Не останавливаясь на слишком мучительных для нее обстоятельствах, я безыскусственно описал ей то мгновенно разыгравшееся происшествие, которое отняло у нее ее возлюбленного. Я рассказал ей про первый день нашего путешествия, исполненный воспоминаний об их любви. Она не плакала, она жадно слушала, наклонив ко мне голову, как усердный врач, определяющий болезнь. Я улучил минуту, когда мне показалось, что она до конца открыла свое сердце страданию и хочет окунуться в свое горе со всей той безудержностью, которая рождается из первого пыла отчаяния; тогда я заговорил о тех опасениях, которые волновали бедного юношу перед смертью, и рассказал ей, как и почему возложил он на меня роковое поручение. Мрачный пламень, вырвавшийся из глубочайших недр души, осушил слезы на ее глазах. Как это ни трудно себе представить, но она побледнела еще больше. Я протянул ей привезенные мною письма — они хранились у меня под подушкой. Она машинально взяла их; потом, содрогнувшись, сказала глухим, беззвучным голосом:
— А я-то жгла его письма! У меня ничего не осталось от него. Ничего! Ничего!
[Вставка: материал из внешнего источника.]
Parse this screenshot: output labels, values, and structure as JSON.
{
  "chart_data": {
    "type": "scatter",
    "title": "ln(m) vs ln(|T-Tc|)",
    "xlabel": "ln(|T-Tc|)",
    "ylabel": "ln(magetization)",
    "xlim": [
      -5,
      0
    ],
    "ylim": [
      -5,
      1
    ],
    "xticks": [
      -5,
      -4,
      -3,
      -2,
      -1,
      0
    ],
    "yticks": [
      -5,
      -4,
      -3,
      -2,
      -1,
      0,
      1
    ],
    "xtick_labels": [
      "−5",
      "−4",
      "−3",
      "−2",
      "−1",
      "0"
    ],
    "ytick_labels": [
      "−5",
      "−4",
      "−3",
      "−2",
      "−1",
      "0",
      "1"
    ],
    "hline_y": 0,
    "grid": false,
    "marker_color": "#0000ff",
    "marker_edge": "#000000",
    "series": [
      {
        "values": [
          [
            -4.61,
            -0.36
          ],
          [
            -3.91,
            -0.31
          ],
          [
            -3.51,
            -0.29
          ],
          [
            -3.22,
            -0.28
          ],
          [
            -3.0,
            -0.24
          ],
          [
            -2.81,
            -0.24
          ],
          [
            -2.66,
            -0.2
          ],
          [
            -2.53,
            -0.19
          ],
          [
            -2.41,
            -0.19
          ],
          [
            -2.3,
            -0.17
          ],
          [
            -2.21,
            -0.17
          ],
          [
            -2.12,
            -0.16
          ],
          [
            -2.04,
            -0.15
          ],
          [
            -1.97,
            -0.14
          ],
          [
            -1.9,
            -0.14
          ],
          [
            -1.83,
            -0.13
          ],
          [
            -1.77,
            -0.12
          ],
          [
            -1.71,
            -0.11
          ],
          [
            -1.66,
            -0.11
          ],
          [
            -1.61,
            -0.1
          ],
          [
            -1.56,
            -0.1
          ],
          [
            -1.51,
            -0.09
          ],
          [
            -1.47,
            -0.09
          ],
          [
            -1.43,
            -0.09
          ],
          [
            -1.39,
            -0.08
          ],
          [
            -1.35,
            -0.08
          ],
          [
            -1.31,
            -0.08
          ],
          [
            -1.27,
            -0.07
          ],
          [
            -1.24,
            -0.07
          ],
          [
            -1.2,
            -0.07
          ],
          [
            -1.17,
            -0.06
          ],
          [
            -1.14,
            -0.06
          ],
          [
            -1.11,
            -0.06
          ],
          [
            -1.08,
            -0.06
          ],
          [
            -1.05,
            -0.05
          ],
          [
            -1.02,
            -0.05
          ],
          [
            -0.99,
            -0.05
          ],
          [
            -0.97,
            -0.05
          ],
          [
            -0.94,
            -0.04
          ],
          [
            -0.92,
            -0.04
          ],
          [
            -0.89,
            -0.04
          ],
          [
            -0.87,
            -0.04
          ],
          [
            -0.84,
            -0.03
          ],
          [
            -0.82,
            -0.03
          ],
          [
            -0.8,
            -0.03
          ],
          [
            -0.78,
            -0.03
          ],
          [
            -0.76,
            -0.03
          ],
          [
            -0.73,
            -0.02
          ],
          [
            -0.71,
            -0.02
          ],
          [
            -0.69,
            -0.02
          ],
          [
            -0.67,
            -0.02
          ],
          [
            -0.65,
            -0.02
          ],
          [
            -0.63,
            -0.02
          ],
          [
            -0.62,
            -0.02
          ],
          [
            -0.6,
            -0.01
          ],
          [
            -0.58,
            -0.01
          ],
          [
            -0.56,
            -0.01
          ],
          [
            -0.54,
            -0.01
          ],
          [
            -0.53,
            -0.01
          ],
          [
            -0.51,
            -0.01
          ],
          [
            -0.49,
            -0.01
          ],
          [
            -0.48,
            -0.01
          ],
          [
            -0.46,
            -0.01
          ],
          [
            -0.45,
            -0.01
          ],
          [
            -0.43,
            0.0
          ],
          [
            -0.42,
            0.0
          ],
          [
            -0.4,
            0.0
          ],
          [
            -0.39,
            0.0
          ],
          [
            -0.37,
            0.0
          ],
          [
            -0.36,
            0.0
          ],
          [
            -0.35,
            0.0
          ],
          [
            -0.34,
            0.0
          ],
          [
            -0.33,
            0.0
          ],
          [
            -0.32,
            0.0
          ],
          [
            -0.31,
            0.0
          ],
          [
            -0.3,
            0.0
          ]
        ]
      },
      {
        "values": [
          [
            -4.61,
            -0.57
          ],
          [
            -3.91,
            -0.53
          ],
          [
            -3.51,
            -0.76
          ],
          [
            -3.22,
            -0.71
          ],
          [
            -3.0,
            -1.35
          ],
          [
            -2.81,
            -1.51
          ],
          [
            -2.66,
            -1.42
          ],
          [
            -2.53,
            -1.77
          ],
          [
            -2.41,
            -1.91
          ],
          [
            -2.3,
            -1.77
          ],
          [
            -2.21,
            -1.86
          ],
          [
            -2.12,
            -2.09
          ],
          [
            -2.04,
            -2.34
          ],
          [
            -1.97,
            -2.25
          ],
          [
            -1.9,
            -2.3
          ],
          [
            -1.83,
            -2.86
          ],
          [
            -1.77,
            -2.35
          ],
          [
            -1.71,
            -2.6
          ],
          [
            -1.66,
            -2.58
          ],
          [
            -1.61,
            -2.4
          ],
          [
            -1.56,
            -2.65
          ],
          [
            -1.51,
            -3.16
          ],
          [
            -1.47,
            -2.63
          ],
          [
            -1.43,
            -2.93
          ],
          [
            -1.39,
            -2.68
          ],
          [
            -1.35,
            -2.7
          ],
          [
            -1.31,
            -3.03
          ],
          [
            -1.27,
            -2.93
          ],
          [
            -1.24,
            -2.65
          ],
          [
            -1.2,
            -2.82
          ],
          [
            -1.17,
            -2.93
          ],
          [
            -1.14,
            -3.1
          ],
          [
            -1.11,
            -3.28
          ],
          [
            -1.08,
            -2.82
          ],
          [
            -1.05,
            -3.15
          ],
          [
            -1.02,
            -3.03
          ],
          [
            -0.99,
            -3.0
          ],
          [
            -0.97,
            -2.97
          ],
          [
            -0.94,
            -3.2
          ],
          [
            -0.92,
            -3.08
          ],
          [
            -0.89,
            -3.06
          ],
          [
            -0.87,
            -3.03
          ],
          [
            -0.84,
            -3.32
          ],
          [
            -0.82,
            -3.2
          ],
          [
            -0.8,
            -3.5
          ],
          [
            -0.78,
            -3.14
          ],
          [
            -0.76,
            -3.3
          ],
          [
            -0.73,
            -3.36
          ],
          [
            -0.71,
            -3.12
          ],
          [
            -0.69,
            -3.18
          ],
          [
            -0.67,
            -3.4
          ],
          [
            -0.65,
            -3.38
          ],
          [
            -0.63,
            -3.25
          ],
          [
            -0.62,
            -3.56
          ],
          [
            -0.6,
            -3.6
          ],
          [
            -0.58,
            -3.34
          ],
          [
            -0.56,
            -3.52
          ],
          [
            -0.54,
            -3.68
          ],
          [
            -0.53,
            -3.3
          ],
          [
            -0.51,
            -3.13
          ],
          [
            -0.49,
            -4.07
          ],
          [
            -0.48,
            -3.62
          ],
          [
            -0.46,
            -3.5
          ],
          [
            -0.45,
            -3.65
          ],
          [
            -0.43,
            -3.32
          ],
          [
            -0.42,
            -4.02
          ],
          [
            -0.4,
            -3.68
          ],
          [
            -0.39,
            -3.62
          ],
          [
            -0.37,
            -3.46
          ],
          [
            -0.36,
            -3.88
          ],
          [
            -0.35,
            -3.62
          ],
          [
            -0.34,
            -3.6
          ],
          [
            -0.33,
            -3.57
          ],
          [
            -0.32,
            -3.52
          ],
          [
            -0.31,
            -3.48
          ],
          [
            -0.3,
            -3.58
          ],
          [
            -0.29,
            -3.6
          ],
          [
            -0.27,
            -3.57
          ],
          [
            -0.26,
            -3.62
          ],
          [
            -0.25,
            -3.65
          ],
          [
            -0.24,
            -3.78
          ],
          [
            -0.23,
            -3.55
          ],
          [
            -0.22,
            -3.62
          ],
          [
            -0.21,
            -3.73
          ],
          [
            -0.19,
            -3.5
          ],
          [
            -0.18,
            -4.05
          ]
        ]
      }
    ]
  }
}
Она с силой ударила себя по лбу.
— Сударыня, — сказал я. Она судорожным движением повернулась ко мне. — Я отрезал прядь его волос: вот она.
И я вручил ей этот последний, нетленный остаток того, кого она любила. Ах! Если бы на ваши руки упали те жгучие слезы, которые упали на мои, вы узнали бы тогда, что такое благодарность, когда она так близка от благодеяния! Графиня сжала мои руки в своих.
— Ах! Вы любите! — сказала она придушенным голосом, устремив на меня взгляд, блестящий от лихорадочного возбуждения, взгляд, в котором ее хрупкая радость сияла сквозь мучительное страдание. — Так будьте же вечно счастливы. Да минует вас утрата любимой женщины.
Она не договорила и выбежала со своим сокровищем.